We hold that the Board’s determination is supported by
substantial evidence. The record demonstrates that McGregor quit
his job at Florida Smoked Fish because the job required him to work
with fish and “constantly be[] in water.” J.A. 273. He also left
a job with Jamo, Inc., a concrete company, because he was “inhaling
the chemicals that were used to make the cement” and because he was
“having problems getting [the chemicals] off [his] skin.” J.A.

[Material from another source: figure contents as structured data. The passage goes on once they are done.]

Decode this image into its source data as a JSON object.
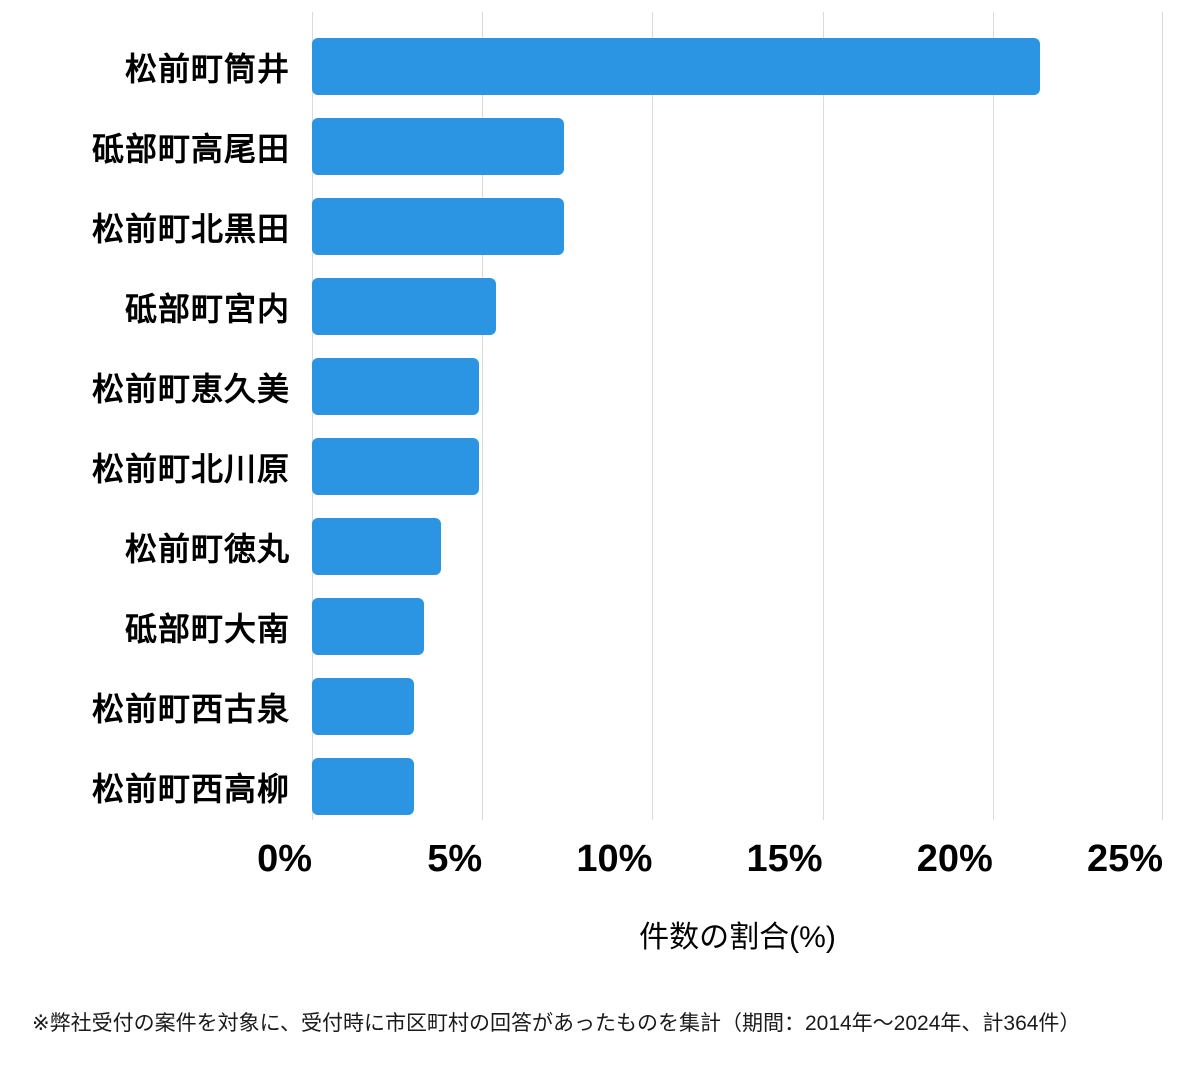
{
  "chart_data": {
    "type": "bar",
    "orientation": "horizontal",
    "title": "",
    "xlabel": "件数の割合(%)",
    "ylabel": "",
    "categories": [
      "松前町筒井",
      "砥部町高尾田",
      "松前町北黒田",
      "砥部町宮内",
      "松前町恵久美",
      "松前町北川原",
      "松前町徳丸",
      "砥部町大南",
      "松前町西古泉",
      "松前町西高柳"
    ],
    "values": [
      21.4,
      7.4,
      7.4,
      5.4,
      4.9,
      4.9,
      3.8,
      3.3,
      3.0,
      3.0
    ],
    "unit": "%",
    "xlim": [
      0,
      25
    ],
    "x_ticks": [
      "0%",
      "5%",
      "10%",
      "15%",
      "20%",
      "25%"
    ],
    "x_tick_values": [
      0,
      5,
      10,
      15,
      20,
      25
    ],
    "grid": "vertical",
    "legend": "none",
    "bar_color": "#2b95e3",
    "gridline_color": "#dbdbdb"
  },
  "footnote": "※弊社受付の案件を対象に、受付時に市区町村の回答があったものを集計（期間：2014年～2024年、計364件）"
}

291, 293. He left his job with Carnival Fruit Company because it
required him to work at “zero temperature” with the result that he
had frequent colds. J.A. 299. Having been unlawfully laid off by
Parts Depot, McGregor was not required to accept or remain in these
less desirable employment conditions.
Finally, Parts Depot challenges the backpay award to Wilson,
claiming that Wilson unjustifiably quit a job at Unicco Service
Company because it required overnight hours and at GP Plastics
Corporation because it was too much work. Parts Depot did not make
8
these arguments before the Board, and therefore we lack
jurisdiction to consider them. 29 U.S.C. § 160(e).2
IV
Because we find no abuse of discretion in the Board’s
supplemental order, we deny Parts Depot’s petition for review and
grant the Board’s cross-application for enforcement of its order.
PETITION FOR REVIEW DENIED;
CROSS-APPLICATION FOR ENFORCEMENT GRANTED
2
Parts Depot also argues that the Board’s method for
calculating the claimants’ interim earnings was unreasonable. The
Board took annualized statements of each claimant’s earnings and
divided these by four to produce quarterly interim earnings, which
it then deducted from quarterly gross backpay to determine net
backpay. Parts Depot argues that the Board was required to
calculate more accurately the quarterly earnings of the claimants
during the backpay period by determining interim earnings on a
quarterly basis. The Board determined that Parts Depot’s suggested
method would be impractical in cases like this one, where exact
employment dates over a ten-year period cannot be precisely
determined. J.A. 128 n.8. We find no abuse of discretion in the
Board’s conclusion or method of calculating backpay.